Beyond the Entrepreneur: Martin Lewis
The numbers: His personal wealth is estimated at £128 million (source: Sunday Times Rich List 2020).
Having built up the website and after becoming a household name regularly appearing on prime-time television, Martin sold his business to the Moneysupermarket.com group, which runs an online price comparison service, for an estimated £87m. The deal saw the father-of-one receive £35m upfront in addition to 22.1 million shares in Moneysupermarket.com.
When the deal was announced, Martin revealed his intention to gift £10m to charity, with £1m of his charitable donations being given to the Citizens Advice service.
How did he do it? by being incredibly financially-savvy himself – and helping other people to be the same. He is a tireless campaigner: from fighting against unfair bank charges to helping consumers switch energy suppliers, from providing advice on student finance to reclaiming payment protection insurance. But that’s not the whole story.

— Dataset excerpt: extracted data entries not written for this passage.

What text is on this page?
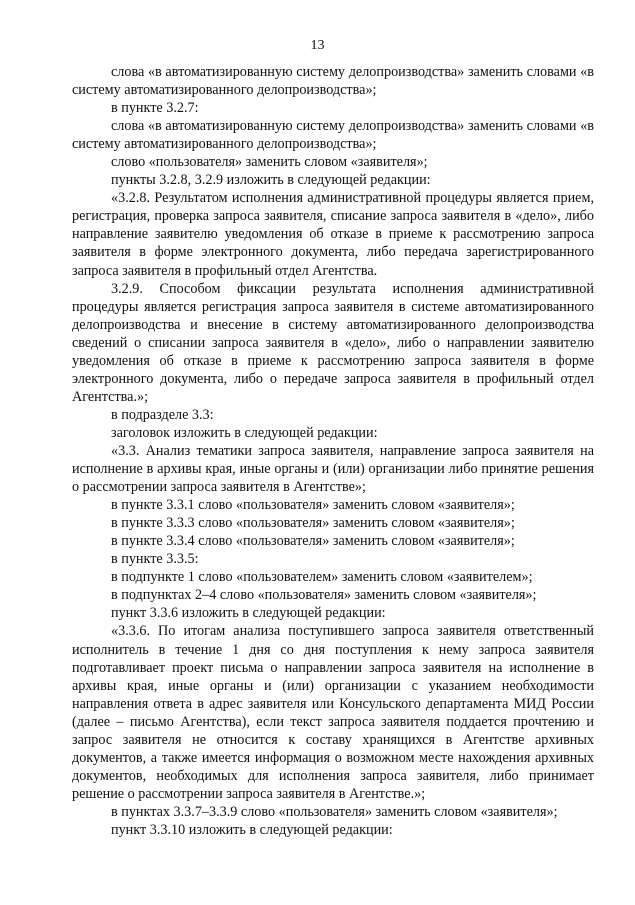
13

слова «в автоматизированную систему делопроизводства» заменить словами «в систему автоматизированного делопроизводства»;

в пункте 3.2.7:

слова «в автоматизированную систему делопроизводства» заменить словами «в систему автоматизированного делопроизводства»;

слово «пользователя» заменить словом «заявителя»;

пункты 3.2.8, 3.2.9 изложить в следующей редакции:

«3.2.8. Результатом исполнения административной процедуры является прием, регистрация, проверка запроса заявителя, списание запроса заявителя в «дело», либо направление заявителю уведомления об отказе в приеме к рассмотрению запроса заявителя в форме электронного документа, либо передача зарегистрированного запроса заявителя в профильный отдел Агентства.

3.2.9. Способом фиксации результата исполнения административной процедуры является регистрация запроса заявителя в системе автоматизированного делопроизводства и внесение в систему автоматизированного делопроизводства сведений о списании запроса заявителя в «дело», либо о направлении заявителю уведомления об отказе в приеме к рассмотрению запроса заявителя в форме электронного документа, либо о передаче запроса заявителя в профильный отдел Агентства.»;

в подразделе 3.3:

заголовок изложить в следующей редакции:

«3.3. Анализ тематики запроса заявителя, направление запроса заявителя на исполнение в архивы края, иные органы и (или) организации либо принятие решения о рассмотрении запроса заявителя в Агентстве»;

в пункте 3.3.1 слово «пользователя» заменить словом «заявителя»;

в пункте 3.3.3 слово «пользователя» заменить словом «заявителя»;

в пункте 3.3.4 слово «пользователя» заменить словом «заявителя»;

в пункте 3.3.5:

в подпункте 1 слово «пользователем» заменить словом «заявителем»;

в подпунктах 2–4 слово «пользователя» заменить словом «заявителя»;

пункт 3.3.6 изложить в следующей редакции:

«3.3.6. По итогам анализа поступившего запроса заявителя ответственный исполнитель в течение 1 дня со дня поступления к нему запроса заявителя подготавливает проект письма о направлении запроса заявителя на исполнение в архивы края, иные органы и (или) организации с указанием необходимости направления ответа в адрес заявителя или Консульского департамента МИД России (далее – письмо Агентства), если текст запроса заявителя поддается прочтению и запрос заявителя не относится к составу хранящихся в Агентстве архивных документов, а также имеется информация о возможном месте нахождения архивных документов, необходимых для исполнения запроса заявителя, либо принимает решение о рассмотрении запроса заявителя в Агентстве.»;

в пунктах 3.3.7–3.3.9 слово «пользователя» заменить словом «заявителя»;

пункт 3.3.10 изложить в следующей редакции:
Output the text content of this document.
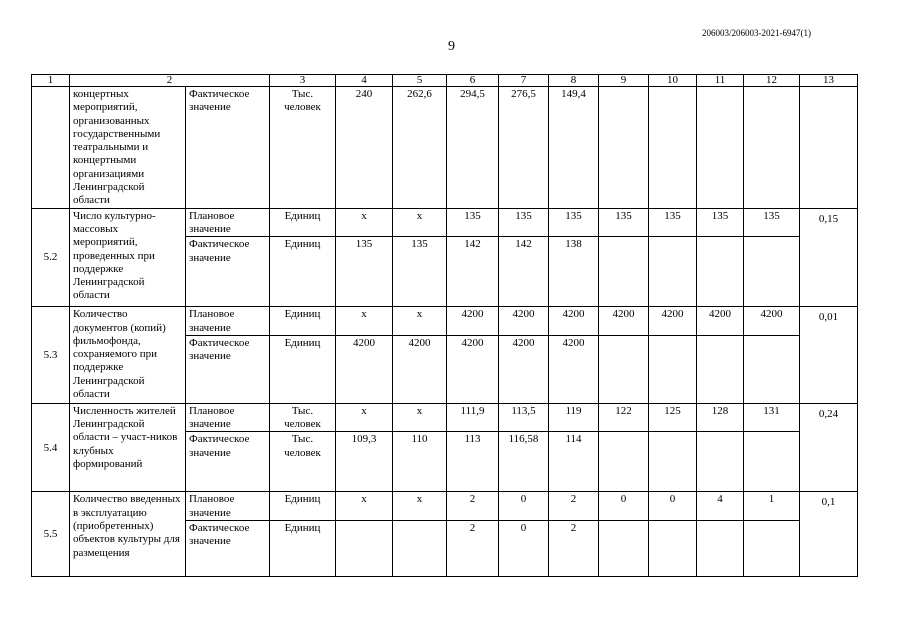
206003/206003-2021-6947(1)
9
1	2		3	4	5	6	7	8	9	10	11	12	13
	концертных мероприятий, организованных государственными театральными и концертными организациями Ленинградской области	Фактическое значение	Тыс. человек	240	262,6	294,5	276,5	149,4					
5.2	Число культурно-массовых мероприятий, проведенных при поддержке Ленинградской области	Плановое значение	Единиц	х	х	135	135	135	135	135	135	135	0,15
		Фактическое значение	Единиц	135	135	142	142	138					
5.3	Количество документов (копий) фильмофонда, сохраняемого при поддержке Ленинградской области	Плановое значение	Единиц	х	х	4200	4200	4200	4200	4200	4200	4200	0,01
		Фактическое значение	Единиц	4200	4200	4200	4200	4200					
5.4	Численность жителей Ленинградской области – участ-ников клубных формирований	Плановое значение	Тыс. человек	х	х	111,9	113,5	119	122	125	128	131	0,24
		Фактическое значение	Тыс. человек	109,3	110	113	116,58	114					
5.5	Количество введенных в эксплуатацию (приобретенных) объектов культуры для размещения	Плановое значение	Единиц	х	х	2	0	2	0	0	4	1	0,1
		Фактическое значение	Единиц			2	0	2					
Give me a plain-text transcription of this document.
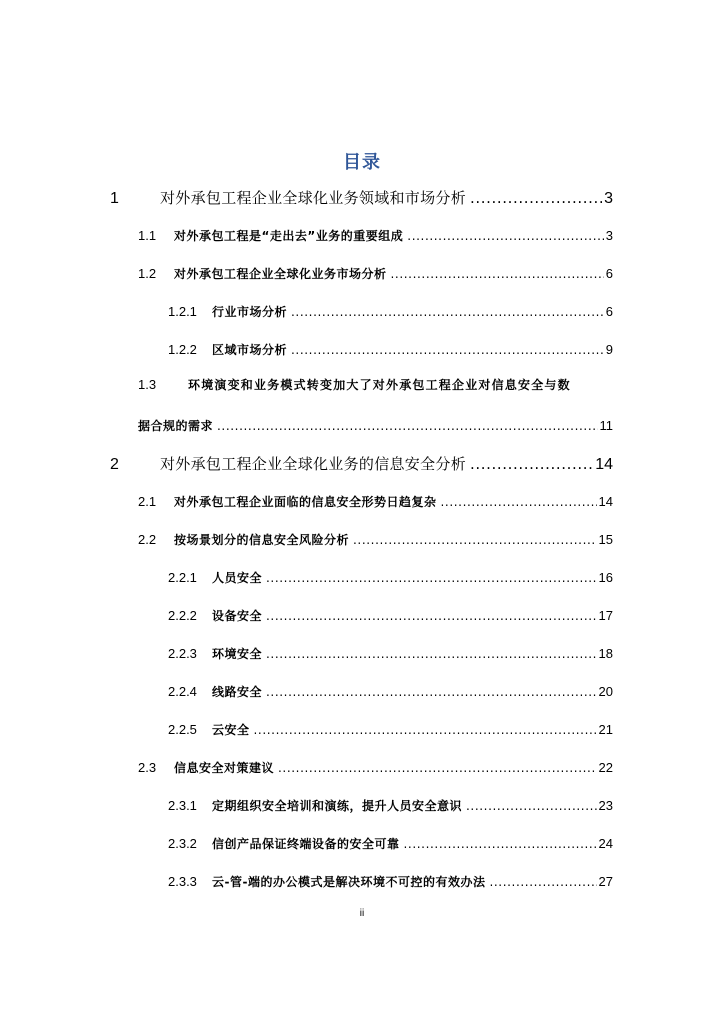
目录
1	对外承包工程企业全球化业务领域和市场分析 .....	3
1.1	对外承包工程是“走出去”业务的重要组成 .....	3
1.2	对外承包工程企业全球化业务市场分析 .....	6
1.2.1	行业市场分析 .....	6
1.2.2	区域市场分析 .....	9
1.3	环境演变和业务模式转变加大了对外承包工程企业对信息安全与数
据合规的需求 .....	11
2	对外承包工程企业全球化业务的信息安全分析 .....	14
2.1	对外承包工程企业面临的信息安全形势日趋复杂 .....	14
2.2	按场景划分的信息安全风险分析 .....	15
2.2.1	人员安全 .....	16
2.2.2	设备安全 .....	17
2.2.3	环境安全 .....	18
2.2.4	线路安全 .....	20
2.2.5	云安全 .....	21
2.3	信息安全对策建议 .....	22
2.3.1	定期组织安全培训和演练，提升人员安全意识 .....	23
2.3.2	信创产品保证终端设备的安全可靠 .....	24
2.3.3	云-管-端的办公模式是解决环境不可控的有效办法 .....	27
ii
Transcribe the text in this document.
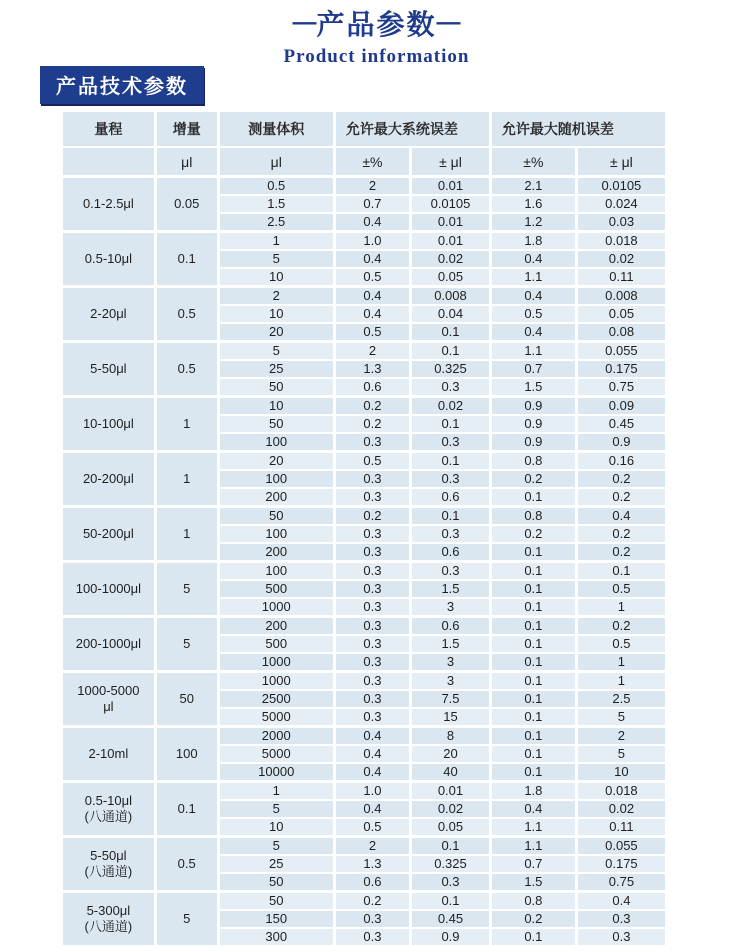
—产品参数—
Product information
产品技术参数
量程	增量	测量体积	允许最大系统误差		允许最大随机误差	
	μl	μl	±%	± μl	±%	± μl

0.1-2.5μl	0.05	0.5	2	0.01	2.1	0.0105
		1.5	0.7	0.0105	1.6	0.024
		2.5	0.4	0.01	1.2	0.03

0.5-10μl	0.1	1	1.0	0.01	1.8	0.018
		5	0.4	0.02	0.4	0.02
		10	0.5	0.05	1.1	0.11

2-20μl	0.5	2	0.4	0.008	0.4	0.008
		10	0.4	0.04	0.5	0.05
		20	0.5	0.1	0.4	0.08

5-50μl	0.5	5	2	0.1	1.1	0.055
		25	1.3	0.325	0.7	0.175
		50	0.6	0.3	1.5	0.75

10-100μl	1	10	0.2	0.02	0.9	0.09
		50	0.2	0.1	0.9	0.45
		100	0.3	0.3	0.9	0.9

20-200μl	1	20	0.5	0.1	0.8	0.16
		100	0.3	0.3	0.2	0.2
		200	0.3	0.6	0.1	0.2

50-200μl	1	50	0.2	0.1	0.8	0.4
		100	0.3	0.3	0.2	0.2
		200	0.3	0.6	0.1	0.2

100-1000μl	5	100	0.3	0.3	0.1	0.1
		500	0.3	1.5	0.1	0.5
		1000	0.3	3	0.1	1

200-1000μl	5	200	0.3	0.6	0.1	0.2
		500	0.3	1.5	0.1	0.5
		1000	0.3	3	0.1	1

1000-5000
μl	50	1000	0.3	3	0.1	1
		2500	0.3	7.5	0.1	2.5
		5000	0.3	15	0.1	5

2-10ml	100	2000	0.4	8	0.1	2
		5000	0.4	20	0.1	5
		10000	0.4	40	0.1	10

0.5-10μl
(八通道)	0.1	1	1.0	0.01	1.8	0.018
		5	0.4	0.02	0.4	0.02
		10	0.5	0.05	1.1	0.11

5-50μl
(八通道)	0.5	5	2	0.1	1.1	0.055
		25	1.3	0.325	0.7	0.175
		50	0.6	0.3	1.5	0.75

5-300μl
(八通道)	5	50	0.2	0.1	0.8	0.4
		150	0.3	0.45	0.2	0.3
		300	0.3	0.9	0.1	0.3
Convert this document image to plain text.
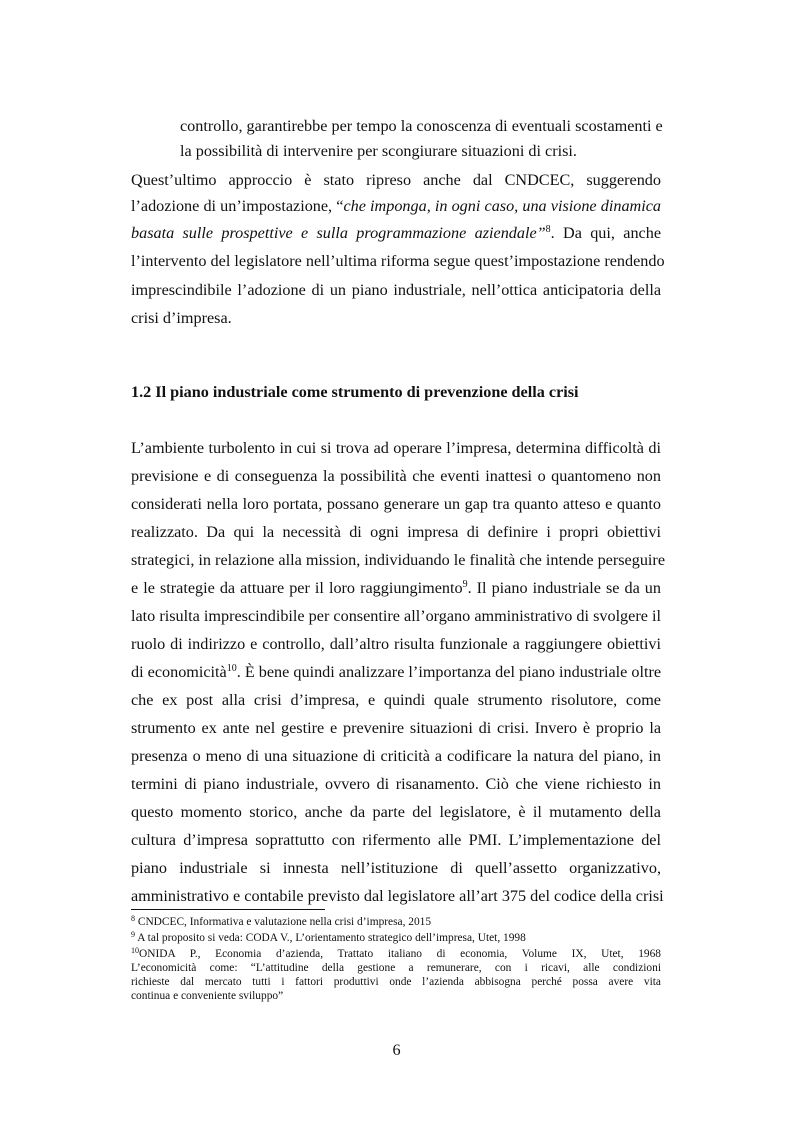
controllo, garantirebbe per tempo la conoscenza di eventuali scostamenti e
la possibilità di intervenire per scongiurare situazioni di crisi.
Quest’ultimo approccio è stato ripreso anche dal CNDCEC, suggerendo
l’adozione di un’impostazione, “che imponga, in ogni caso, una visione dinamica
basata sulle prospettive e sulla programmazione aziendale”$^8$. Da qui, anche
l’intervento del legislatore nell’ultima riforma segue quest’impostazione rendendo
imprescindibile l’adozione di un piano industriale, nell’ottica anticipatoria della
crisi d’impresa.
1.2 Il piano industriale come strumento di prevenzione della crisi
L’ambiente turbolento in cui si trova ad operare l’impresa, determina difficoltà di
previsione e di conseguenza la possibilità che eventi inattesi o quantomeno non
considerati nella loro portata, possano generare un gap tra quanto atteso e quanto
realizzato. Da qui la necessità di ogni impresa di definire i propri obiettivi
strategici, in relazione alla mission, individuando le finalità che intende perseguire
e le strategie da attuare per il loro raggiungimento$^9$. Il piano industriale se da un
lato risulta imprescindibile per consentire all’organo amministrativo di svolgere il
ruolo di indirizzo e controllo, dall’altro risulta funzionale a raggiungere obiettivi
di economicità$^{10}$. È bene quindi analizzare l’importanza del piano industriale oltre
che ex post alla crisi d’impresa, e quindi quale strumento risolutore, come
strumento ex ante nel gestire e prevenire situazioni di crisi. Invero è proprio la
presenza o meno di una situazione di criticità a codificare la natura del piano, in
termini di piano industriale, ovvero di risanamento. Ciò che viene richiesto in
questo momento storico, anche da parte del legislatore, è il mutamento della
cultura d’impresa soprattutto con rifermento alle PMI. L’implementazione del
piano industriale si innesta nell’istituzione di quell’assetto organizzativo,
amministrativo e contabile previsto dal legislatore all’art 375 del codice della crisi
$^8$ CNDCEC, Informativa e valutazione nella crisi d’impresa, 2015
$^9$ A tal proposito si veda: CODA V., L’orientamento strategico dell’impresa, Utet, 1998
$^{10}$ONIDA P., Economia d’azienda, Trattato italiano di economia, Volume IX, Utet, 1968
L’economicità come: “L’attitudine della gestione a remunerare, con i ricavi, alle condizioni
richieste dal mercato tutti i fattori produttivi onde l’azienda abbisogna perché possa avere vita
continua e conveniente sviluppo”
6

Tell us more: Lewis suggests there are four things you need be successful: talent, hard work, focus and luck. Lewis says: “You can do the first three, you can do them all right and you can still fail. And if that happens to you, don’t think you did something wrong. Failure is a lesson in life. Some of you will do all of that and fail. Others will do all of that and succeed – the only difference is one of luck.”
Okay so let’s say I have all four of those. Anything else I need? Very much so. In Lewis’ own words: “If you have the money, remember you’re the fortunate one. Give back. Give to charity. Whether it’s generic or set something up. I’m very proud I have my money in Mental Health Policy Institute. I have a financial triage system I set up with a Trussell Trust food banks. I fund My Money Week in every school in the country. I give it back ‘cos it made me and I owe it and I’m lucky… I may have worked hard for it, I may have had talent to do it, I may have had the focus that did it but I also got the luck… and that brings with it a responsibility. Pay it back.”